Aber der Österreicher, wie er so ist (oh ja, @Pramax!), zwackt von den teilweise sehr hohen Dividenden erst mal 25 Prozent Quellensteuer ab. Die "hebt er ein". Davon werden wie üblich in Deutschland nur 15 Prozentpunkte angerechnet. Die restlichen 10 Prozent holen wir uns in Österreich zurück: genauer gesagt, im Burgenland.
Und das geht sogar relativ einfach.
Ihr benötigt zunächst ein Formular, das man unter seiner Bezeichnung "ZS-RD1-PDF" im Internet findet, beispielsweise hier. Nachtrag April 2025: seit einigen Jahren gilt ein anderes Formular, siehe unten.
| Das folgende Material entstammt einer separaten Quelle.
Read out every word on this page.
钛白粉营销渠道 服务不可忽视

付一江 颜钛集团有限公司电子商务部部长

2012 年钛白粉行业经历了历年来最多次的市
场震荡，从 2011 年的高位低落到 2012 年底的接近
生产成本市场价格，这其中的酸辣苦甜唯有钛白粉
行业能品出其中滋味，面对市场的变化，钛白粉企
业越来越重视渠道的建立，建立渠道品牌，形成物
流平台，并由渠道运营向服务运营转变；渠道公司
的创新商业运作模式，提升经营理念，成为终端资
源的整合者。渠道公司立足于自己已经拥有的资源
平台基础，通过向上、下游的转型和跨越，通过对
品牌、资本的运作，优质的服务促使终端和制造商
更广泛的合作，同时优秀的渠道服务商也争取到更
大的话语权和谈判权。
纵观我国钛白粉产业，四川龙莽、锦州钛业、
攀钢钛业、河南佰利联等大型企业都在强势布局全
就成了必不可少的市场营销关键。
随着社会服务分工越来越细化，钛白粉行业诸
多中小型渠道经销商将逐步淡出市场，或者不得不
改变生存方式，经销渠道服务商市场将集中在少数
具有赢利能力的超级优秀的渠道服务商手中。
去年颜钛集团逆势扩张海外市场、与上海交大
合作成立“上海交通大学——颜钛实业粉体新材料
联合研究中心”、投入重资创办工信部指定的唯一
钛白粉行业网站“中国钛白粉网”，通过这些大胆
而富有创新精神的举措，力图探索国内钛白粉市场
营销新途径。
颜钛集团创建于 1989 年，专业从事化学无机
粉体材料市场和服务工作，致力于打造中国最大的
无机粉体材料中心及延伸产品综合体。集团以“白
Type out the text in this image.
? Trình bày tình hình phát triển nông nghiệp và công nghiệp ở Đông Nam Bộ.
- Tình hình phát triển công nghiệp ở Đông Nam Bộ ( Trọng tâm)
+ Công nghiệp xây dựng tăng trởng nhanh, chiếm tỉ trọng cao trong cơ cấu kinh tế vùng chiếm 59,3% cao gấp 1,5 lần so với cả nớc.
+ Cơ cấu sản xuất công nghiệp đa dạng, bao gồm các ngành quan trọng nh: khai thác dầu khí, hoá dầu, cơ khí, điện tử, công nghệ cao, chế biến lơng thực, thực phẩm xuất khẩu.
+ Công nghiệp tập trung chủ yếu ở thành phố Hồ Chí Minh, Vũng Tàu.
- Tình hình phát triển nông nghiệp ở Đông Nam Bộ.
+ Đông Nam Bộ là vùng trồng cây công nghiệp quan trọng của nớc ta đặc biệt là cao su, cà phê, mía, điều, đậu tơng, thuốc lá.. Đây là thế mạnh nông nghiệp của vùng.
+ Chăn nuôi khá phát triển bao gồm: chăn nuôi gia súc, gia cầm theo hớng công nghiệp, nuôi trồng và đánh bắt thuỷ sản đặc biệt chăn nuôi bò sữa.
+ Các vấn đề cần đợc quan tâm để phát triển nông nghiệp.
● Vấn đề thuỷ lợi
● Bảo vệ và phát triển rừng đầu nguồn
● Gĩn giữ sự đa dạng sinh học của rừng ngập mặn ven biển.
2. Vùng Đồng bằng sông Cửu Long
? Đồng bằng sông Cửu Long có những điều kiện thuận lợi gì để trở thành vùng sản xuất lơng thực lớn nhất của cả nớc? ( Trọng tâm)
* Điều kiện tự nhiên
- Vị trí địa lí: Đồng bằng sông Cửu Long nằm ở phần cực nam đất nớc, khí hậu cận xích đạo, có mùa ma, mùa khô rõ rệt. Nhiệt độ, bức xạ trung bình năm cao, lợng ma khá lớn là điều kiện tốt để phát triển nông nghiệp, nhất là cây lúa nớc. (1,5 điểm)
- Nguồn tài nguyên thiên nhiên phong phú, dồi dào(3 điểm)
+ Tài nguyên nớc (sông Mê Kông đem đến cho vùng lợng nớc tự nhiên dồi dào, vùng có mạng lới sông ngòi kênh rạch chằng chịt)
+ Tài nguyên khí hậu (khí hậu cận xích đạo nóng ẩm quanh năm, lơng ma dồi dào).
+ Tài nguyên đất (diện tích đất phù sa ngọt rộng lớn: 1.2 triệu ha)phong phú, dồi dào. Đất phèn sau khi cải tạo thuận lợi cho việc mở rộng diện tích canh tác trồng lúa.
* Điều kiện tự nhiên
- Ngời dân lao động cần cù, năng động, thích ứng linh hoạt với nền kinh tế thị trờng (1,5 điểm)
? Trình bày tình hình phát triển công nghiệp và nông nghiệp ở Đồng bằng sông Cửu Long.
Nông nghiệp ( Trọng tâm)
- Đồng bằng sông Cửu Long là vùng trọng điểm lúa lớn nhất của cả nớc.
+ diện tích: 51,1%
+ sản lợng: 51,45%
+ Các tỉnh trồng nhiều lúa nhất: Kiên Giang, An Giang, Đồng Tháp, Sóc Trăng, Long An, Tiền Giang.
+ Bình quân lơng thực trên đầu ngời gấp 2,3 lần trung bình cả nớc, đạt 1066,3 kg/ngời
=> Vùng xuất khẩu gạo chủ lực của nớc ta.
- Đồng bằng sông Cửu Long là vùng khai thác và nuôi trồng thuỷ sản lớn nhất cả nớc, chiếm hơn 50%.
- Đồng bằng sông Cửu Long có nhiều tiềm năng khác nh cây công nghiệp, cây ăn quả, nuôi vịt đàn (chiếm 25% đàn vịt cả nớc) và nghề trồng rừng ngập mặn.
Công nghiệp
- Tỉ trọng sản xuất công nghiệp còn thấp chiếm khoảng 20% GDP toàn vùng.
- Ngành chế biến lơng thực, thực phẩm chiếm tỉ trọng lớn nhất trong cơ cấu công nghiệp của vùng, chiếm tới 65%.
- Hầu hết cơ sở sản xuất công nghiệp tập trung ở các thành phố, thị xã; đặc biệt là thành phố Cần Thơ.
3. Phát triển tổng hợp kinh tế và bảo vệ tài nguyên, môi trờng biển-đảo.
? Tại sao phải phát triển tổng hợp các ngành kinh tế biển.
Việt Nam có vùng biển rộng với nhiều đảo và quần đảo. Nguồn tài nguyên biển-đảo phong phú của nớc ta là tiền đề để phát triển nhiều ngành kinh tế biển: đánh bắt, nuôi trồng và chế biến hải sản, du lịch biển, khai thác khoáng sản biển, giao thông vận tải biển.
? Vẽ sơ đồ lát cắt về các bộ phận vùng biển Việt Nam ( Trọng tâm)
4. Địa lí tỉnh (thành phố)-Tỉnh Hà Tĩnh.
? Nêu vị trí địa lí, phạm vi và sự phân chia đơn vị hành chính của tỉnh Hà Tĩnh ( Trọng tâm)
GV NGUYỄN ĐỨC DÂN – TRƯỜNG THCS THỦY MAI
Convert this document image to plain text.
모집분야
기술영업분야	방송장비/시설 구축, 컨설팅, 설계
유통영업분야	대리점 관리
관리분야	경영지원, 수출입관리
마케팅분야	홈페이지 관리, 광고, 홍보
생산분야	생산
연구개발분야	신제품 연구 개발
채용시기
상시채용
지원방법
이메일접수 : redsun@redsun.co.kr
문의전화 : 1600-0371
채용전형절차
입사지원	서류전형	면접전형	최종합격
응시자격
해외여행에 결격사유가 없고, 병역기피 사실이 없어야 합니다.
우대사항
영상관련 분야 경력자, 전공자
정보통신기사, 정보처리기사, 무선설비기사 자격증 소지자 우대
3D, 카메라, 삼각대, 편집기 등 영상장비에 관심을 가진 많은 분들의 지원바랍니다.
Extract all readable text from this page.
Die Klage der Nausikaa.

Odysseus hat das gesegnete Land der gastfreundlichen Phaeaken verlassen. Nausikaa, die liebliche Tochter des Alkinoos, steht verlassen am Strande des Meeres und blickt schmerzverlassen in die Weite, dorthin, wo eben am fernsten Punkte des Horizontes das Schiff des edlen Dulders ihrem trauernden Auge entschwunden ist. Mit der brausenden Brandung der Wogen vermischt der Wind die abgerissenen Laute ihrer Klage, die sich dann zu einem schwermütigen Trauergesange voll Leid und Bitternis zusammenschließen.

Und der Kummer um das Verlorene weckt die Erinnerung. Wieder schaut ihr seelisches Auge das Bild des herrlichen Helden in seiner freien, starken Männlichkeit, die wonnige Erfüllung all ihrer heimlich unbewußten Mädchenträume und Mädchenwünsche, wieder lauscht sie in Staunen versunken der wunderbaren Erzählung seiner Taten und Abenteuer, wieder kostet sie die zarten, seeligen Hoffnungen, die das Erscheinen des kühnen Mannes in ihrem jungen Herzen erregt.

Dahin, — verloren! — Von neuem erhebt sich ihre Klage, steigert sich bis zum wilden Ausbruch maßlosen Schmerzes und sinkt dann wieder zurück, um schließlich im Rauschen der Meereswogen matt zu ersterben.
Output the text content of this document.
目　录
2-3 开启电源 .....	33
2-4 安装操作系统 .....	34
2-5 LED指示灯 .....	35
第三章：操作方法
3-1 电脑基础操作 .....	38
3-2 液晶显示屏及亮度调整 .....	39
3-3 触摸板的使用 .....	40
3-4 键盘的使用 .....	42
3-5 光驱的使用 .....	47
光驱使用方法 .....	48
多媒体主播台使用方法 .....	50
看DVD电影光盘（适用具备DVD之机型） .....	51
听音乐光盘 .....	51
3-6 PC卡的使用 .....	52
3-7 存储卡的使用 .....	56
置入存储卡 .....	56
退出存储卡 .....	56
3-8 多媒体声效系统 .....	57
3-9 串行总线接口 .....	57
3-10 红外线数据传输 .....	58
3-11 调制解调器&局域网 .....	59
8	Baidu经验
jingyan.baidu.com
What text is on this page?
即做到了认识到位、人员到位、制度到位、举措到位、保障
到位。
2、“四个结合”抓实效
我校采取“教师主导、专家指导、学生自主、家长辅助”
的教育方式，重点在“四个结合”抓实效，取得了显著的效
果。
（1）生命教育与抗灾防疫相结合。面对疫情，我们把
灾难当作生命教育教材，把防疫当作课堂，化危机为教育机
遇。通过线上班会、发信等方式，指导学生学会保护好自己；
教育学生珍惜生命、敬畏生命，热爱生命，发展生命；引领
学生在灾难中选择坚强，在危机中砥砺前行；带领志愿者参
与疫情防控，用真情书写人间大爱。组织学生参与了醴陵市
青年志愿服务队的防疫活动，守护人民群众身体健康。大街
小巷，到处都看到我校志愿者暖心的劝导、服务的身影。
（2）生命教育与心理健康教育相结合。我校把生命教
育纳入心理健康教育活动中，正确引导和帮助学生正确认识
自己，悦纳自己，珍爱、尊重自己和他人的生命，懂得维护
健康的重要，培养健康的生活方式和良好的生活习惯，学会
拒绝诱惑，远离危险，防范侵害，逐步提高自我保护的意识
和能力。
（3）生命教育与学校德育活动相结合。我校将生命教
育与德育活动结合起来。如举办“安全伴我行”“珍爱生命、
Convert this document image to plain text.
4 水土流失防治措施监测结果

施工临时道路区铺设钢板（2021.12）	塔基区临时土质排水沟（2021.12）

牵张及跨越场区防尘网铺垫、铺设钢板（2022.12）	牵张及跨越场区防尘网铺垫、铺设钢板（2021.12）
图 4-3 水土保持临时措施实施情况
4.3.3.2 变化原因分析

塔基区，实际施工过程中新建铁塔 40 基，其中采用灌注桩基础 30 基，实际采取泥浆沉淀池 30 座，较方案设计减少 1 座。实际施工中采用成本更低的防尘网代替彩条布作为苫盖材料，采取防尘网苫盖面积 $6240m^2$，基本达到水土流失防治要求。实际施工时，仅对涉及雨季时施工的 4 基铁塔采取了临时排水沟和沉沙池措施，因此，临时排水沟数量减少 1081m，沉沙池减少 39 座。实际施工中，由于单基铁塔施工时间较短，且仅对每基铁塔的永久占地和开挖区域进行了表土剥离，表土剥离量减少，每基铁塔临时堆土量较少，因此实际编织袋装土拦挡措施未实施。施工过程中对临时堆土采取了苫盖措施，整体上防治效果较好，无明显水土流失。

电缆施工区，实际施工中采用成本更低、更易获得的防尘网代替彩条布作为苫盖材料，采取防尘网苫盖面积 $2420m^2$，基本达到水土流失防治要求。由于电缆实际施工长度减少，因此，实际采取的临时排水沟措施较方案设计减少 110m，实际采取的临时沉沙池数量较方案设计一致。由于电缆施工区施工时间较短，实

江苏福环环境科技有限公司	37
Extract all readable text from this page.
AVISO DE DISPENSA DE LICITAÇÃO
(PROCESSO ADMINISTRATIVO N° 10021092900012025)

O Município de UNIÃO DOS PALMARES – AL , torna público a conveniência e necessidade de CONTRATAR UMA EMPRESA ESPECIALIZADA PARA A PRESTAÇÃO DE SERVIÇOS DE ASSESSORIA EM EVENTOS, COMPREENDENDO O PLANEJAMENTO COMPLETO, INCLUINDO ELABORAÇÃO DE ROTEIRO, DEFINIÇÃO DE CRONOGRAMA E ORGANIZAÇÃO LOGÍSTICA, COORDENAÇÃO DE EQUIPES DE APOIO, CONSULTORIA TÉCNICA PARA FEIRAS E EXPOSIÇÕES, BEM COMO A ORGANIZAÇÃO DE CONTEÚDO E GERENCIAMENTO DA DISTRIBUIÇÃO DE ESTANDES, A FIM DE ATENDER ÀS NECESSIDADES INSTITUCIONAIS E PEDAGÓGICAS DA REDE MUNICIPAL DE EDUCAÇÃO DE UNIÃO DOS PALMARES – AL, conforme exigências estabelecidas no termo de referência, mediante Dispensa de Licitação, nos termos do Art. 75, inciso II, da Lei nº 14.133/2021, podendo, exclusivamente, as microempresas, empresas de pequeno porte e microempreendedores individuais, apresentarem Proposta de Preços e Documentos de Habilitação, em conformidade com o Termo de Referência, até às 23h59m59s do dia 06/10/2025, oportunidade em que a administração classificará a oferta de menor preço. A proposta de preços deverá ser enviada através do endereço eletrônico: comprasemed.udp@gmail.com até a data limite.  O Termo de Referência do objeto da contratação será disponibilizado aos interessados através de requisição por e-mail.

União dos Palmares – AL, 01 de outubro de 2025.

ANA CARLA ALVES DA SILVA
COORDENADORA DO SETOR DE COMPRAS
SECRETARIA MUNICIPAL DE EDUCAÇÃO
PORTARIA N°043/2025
Pro Kalenderjahr füllt Ihr ein solches Formular aus. Tragt das betreffende Kalenderjahr ein. Ansässigkeitsstaat ist Deutschland (Feld 1), dann im Feld 2 Eure persönlichen Daten mit der deutschen Steuernummer (und Bezeichnung des deutschen Finanzamts), Euer Name, Geburtsdatum, Anschrift, zur Sicherheit Eure E-Mail-Adresse. Allfälliger Vertreter: "keiner" (sprich: "käna").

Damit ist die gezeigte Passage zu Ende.